Multiprocessing with shared cuda stream

Hello, I am trying to generate multiple Processes that each have their own cuda stream and are able to sync to a main process.
The goal is to have each stream receive camera images, shove it on the gpu, do some preprocessing and then provide the data to the main process for a machine learning application.
I found an example here that works with multiple streams and multiprocessing here:

The example just creates new streams for every process, due to the fact that spawn start method reinitialize the Stream on each process.

What I need is shared stream that I can sync, so I know when I can acces the data after calculations are finished to avoid race conditions.

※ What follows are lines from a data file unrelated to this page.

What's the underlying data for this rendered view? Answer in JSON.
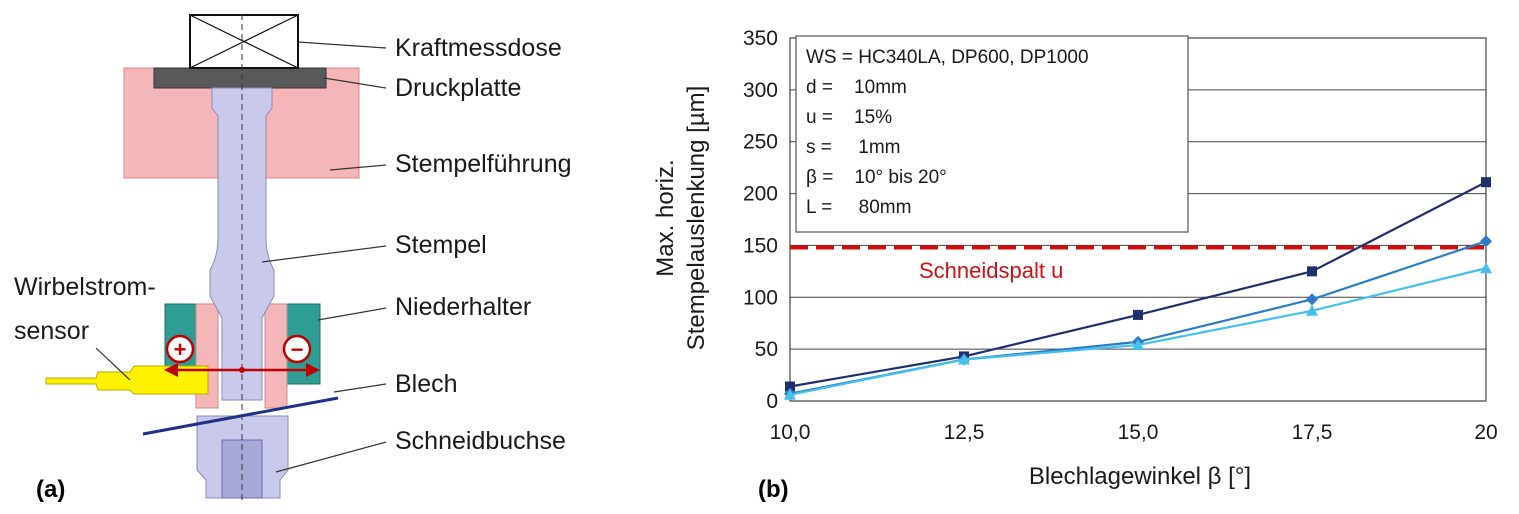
{
  "figure": {
    "panel_a_tag": "(a)",
    "panel_b_tag": "(b)",
    "colors": {
      "pink": "#f4b6b8",
      "lavender": "#c9c9ec",
      "teal": "#2e9e95",
      "yellow": "#fff200",
      "red": "#c00000",
      "blue_line": "#1f2f8a"
    }
  },
  "diagram": {
    "labels": {
      "kraftmessdose": "Kraftmessdose",
      "druckplatte": "Druckplatte",
      "stempelfuehrung": "Stempelführung",
      "stempel": "Stempel",
      "wirbelstrom_line1": "Wirbelstrom-",
      "wirbelstrom_line2": "sensor",
      "niederhalter": "Niederhalter",
      "blech": "Blech",
      "schneidbuchse": "Schneidbuchse",
      "plus": "+",
      "minus": "−"
    }
  },
  "chart_data": {
    "type": "line",
    "title": "",
    "xlabel": "Blechlagewinkel β [°]",
    "ylabel_line1": "Max. horiz.",
    "ylabel_line2": "Stempelauslenkung [µm]",
    "categories": [
      "10,0",
      "12,5",
      "15,0",
      "17,5",
      "20"
    ],
    "x": [
      10,
      12.5,
      15,
      17.5,
      20
    ],
    "xlim": [
      10,
      20
    ],
    "ylim": [
      0,
      350
    ],
    "yticks": [
      "0",
      "50",
      "100",
      "150",
      "200",
      "250",
      "300",
      "350"
    ],
    "ytick_values": [
      0,
      50,
      100,
      150,
      200,
      250,
      300,
      350
    ],
    "grid": true,
    "series": [
      {
        "color": "#1f2f6e",
        "marker": "square",
        "values": [
          14,
          43,
          83,
          125,
          211
        ]
      },
      {
        "color": "#2b7cc4",
        "marker": "diamond",
        "values": [
          7,
          40,
          57,
          98,
          154
        ]
      },
      {
        "color": "#44c0ee",
        "marker": "triangle",
        "values": [
          6,
          40,
          54,
          87,
          128
        ]
      }
    ],
    "reference_line": {
      "label": "Schneidspalt u",
      "value": 148,
      "color": "#d01010"
    },
    "legend": {
      "position": "top-left",
      "lines": [
        "WS = HC340LA, DP600, DP1000",
        "d =    10mm",
        "u =    15%",
        "s =     1mm",
        "β =    10° bis 20°",
        "L =     80mm"
      ]
    }
  }
}
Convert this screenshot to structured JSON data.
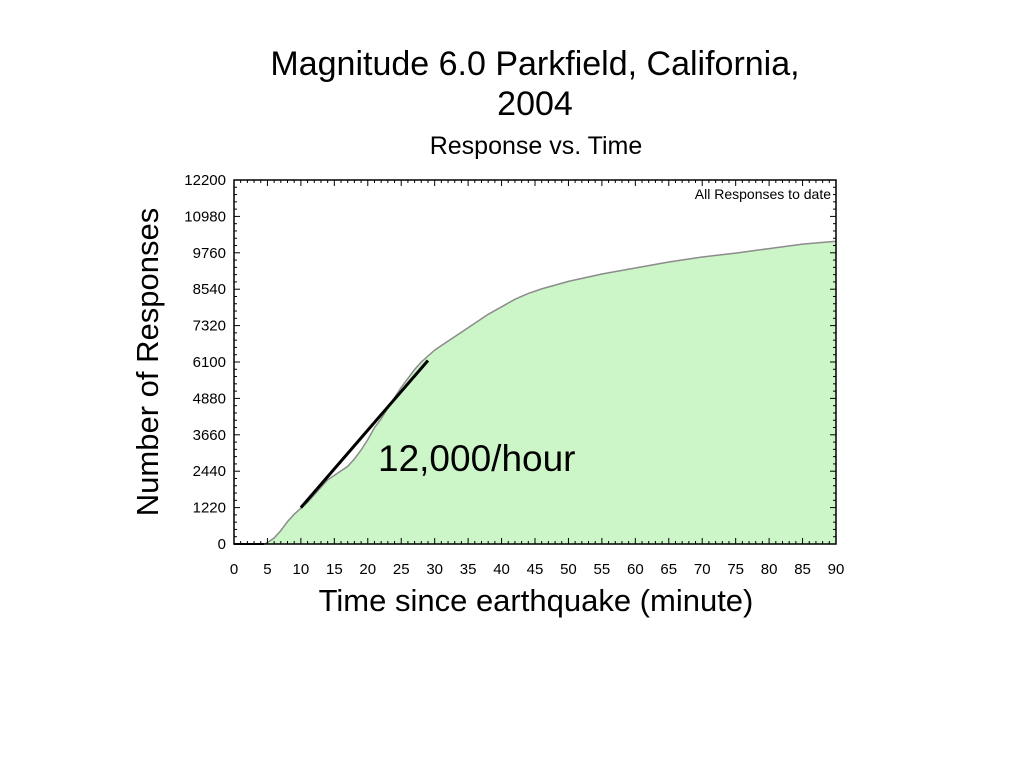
{
  "slide": {
    "title_line1": "Magnitude 6.0 Parkfield, California,",
    "title_line2": "2004"
  },
  "chart_data": {
    "type": "area",
    "title": "Response vs. Time",
    "xlabel": "Time since earthquake (minute)",
    "ylabel": "Number of Responses",
    "xlim": [
      0,
      90
    ],
    "ylim": [
      0,
      12200
    ],
    "x_ticks": [
      0,
      5,
      10,
      15,
      20,
      25,
      30,
      35,
      40,
      45,
      50,
      55,
      60,
      65,
      70,
      75,
      80,
      85,
      90
    ],
    "y_ticks": [
      0,
      1220,
      2440,
      3660,
      4880,
      6100,
      7320,
      8540,
      9760,
      10980,
      12200
    ],
    "grid": false,
    "fill_color": "#ccf5c8",
    "outline_color": "#8c8c8c",
    "series": [
      {
        "name": "All Responses to date",
        "x": [
          0,
          4.5,
          5,
          6,
          7,
          8,
          9,
          10,
          11,
          12,
          13,
          14,
          15,
          16,
          17,
          18,
          19,
          20,
          21,
          22,
          23,
          24,
          25,
          26,
          27,
          28,
          29,
          30,
          32,
          34,
          36,
          38,
          40,
          42,
          44,
          46,
          50,
          55,
          60,
          65,
          70,
          75,
          80,
          85,
          90
        ],
        "values": [
          0,
          0,
          50,
          200,
          450,
          750,
          1000,
          1200,
          1400,
          1650,
          1900,
          2150,
          2300,
          2450,
          2600,
          2850,
          3150,
          3500,
          3900,
          4200,
          4550,
          4900,
          5250,
          5550,
          5850,
          6100,
          6300,
          6500,
          6800,
          7100,
          7400,
          7700,
          7950,
          8200,
          8400,
          8550,
          8800,
          9050,
          9250,
          9450,
          9620,
          9750,
          9900,
          10050,
          10150
        ]
      }
    ],
    "annotations": [
      {
        "text": "All Responses to date",
        "placement": "top-right"
      },
      {
        "text": "12,000/hour",
        "kind": "rate-line",
        "x": [
          10,
          29
        ],
        "values": [
          1220,
          6150
        ]
      }
    ]
  }
}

I tried to use Stream.cuda_stream to pass the pointer to an ExternalStream as seen in the example below but get the error:
RuntimeError: CUDA error: invalid resource handle

Here is my toy example:

import os
import time
import torch
from torch.multiprocessing import Process, set_start_method

os.environ['CUDA_LAUNCH_BLOCKING'] = "1"
set_start_method("spawn", True)

def process(stream_ptr, data):
    stream = torch.cuda.ExternalStream(stream_ptr, "cuda:0")
    with torch.cuda.stream(stream):
        data[:] = data * 2

if __name__ == "__main__":
    stream = torch.cuda.Stream(device='cuda:0')
    with torch.cuda.stream(stream):
        data = torch.ones((2, 2), device='cuda:0')
        data.share_memory_()

    p1 = Process(target=process, args=(stream.cuda_stream, data))
    p1.start()
    timeout_start = time.perf_counter()
    while time.perf_counter() - timeout_start < 10:
        print(data)
        time.sleep(1)
    p1.join()